Linus Torvalds, writes in his prologue to Pekka Himanen's Hacker Ethic: "Linus' Law says that all of our motivations fall into three basic categories. More important, progress is about going through those very same things as 'phases' in a process of evolution, a matter of passing from one category to the next. The categories, in order, are 'survival', 'social life', and 'entertainment'".
While the concept is somewhat similar to Maslow's hierarchy of needs, it is not meant as a scientific theory, rather a general principle with some notable exceptions. For example, Torvalds asks the question: "What are people ready to die for?" - and agrees that both social life and even entertainment can pass survival in some cases (people are willing to die for their country, religion and families, and the modern extreme sports fanatics are willing to risk death just to fight boredom). Yet as a whole, the general assumption has a lot of supporting cases (we have already reviewed Emperor Akihito as well as Steve Wozniak's formula H=F<sup3).
In a sense, the mankind's constant struggle for scarce resources throughout the history has planted the meme of resource scarcity so deep into our brains that even if the reality has started to gradually change, it still rules our way of thinking.
A resource may be rare in one context and plentiful in another (e.g. water, which was something usual and unimportant for Nordic people and a top resource for, say, North African Bedouins). The difference of paradigm is perhaps the most clearly visible in a new kind of resource - information - , which has gradually risen to be one of the central resoutces. Information in its pure form differs from earlier resources: it can only be copied, not moved (in the sense that it cannot be exhausted - Benkler in his "The Wealth Of Networks" also refers to it as a "nonrival good"). Therefore, the legal measures which were suitable for physical resources are increasingly obvious to be unsuitable for information.
We might argue that information in itself is not anything new. But only the advent of Internet and digital media made storage and distribution of information so easy and inexpensive that the value of the information itself, not the medium (e.g. the heavy, hand-written and chained books of old) became central.
So the ubiquity of the Internet in combination with the new licensing and business models have brought along a major mindquake (to use Theobald again) concerning the XX-century approaches to intellectual property and content production. Another good metaphor Theobald has is "immigrants to a new time" - just like real-world immigrants need time and skills to adapt (A good mainstream example is the depiction of Irish immigrants' arrival to New York in the movie Gangs of New York), the whole world of us is about to change.

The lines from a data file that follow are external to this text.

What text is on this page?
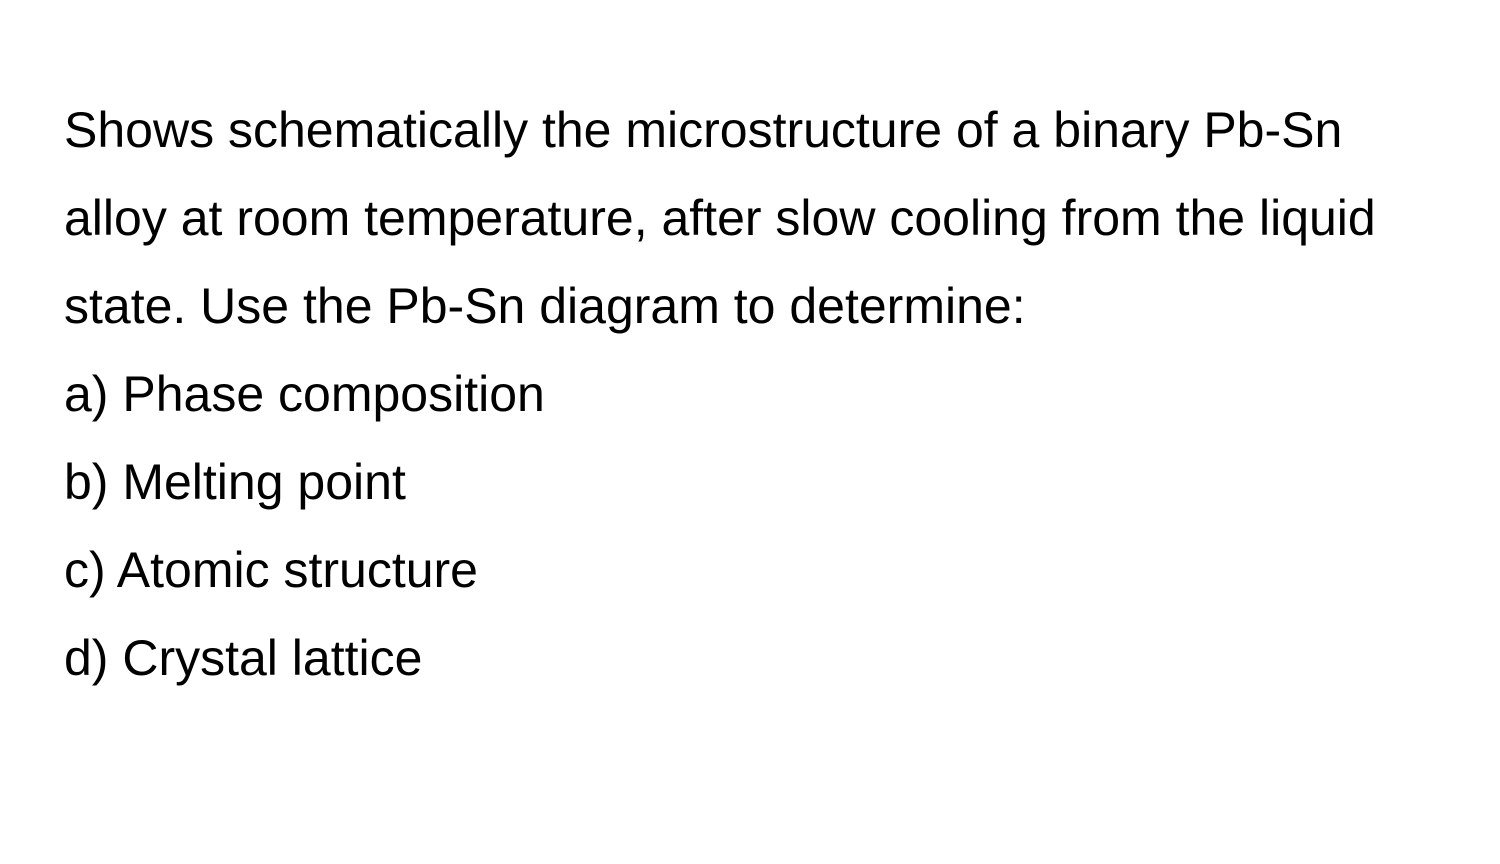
Shows schematically the microstructure of a binary Pb-Sn alloy at room temperature, after slow cooling from the liquid state. Use the Pb-Sn diagram to determine:

a) Phase composition
b) Melting point
c) Atomic structure
d) Crystal lattice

The imminent change is quite well shown by Peter Barnes as Capitalism 3.0, comparing the development of the social formation to the one of a computer operating system with a number of versions. Focusing on the supply-demand balance, he looks at the early capitalism (what he calls shortage capitalism or Capitalism 1.0, demand exceeds supply) which in around 1950 was replaced by Capitalism 2.0 or surplus capitalism (supply exceeds demand), but due to artificial scarcities generated by producers to ensure the continuity of their profits. To achieve version 3.0, these artificial obstacles should be removed.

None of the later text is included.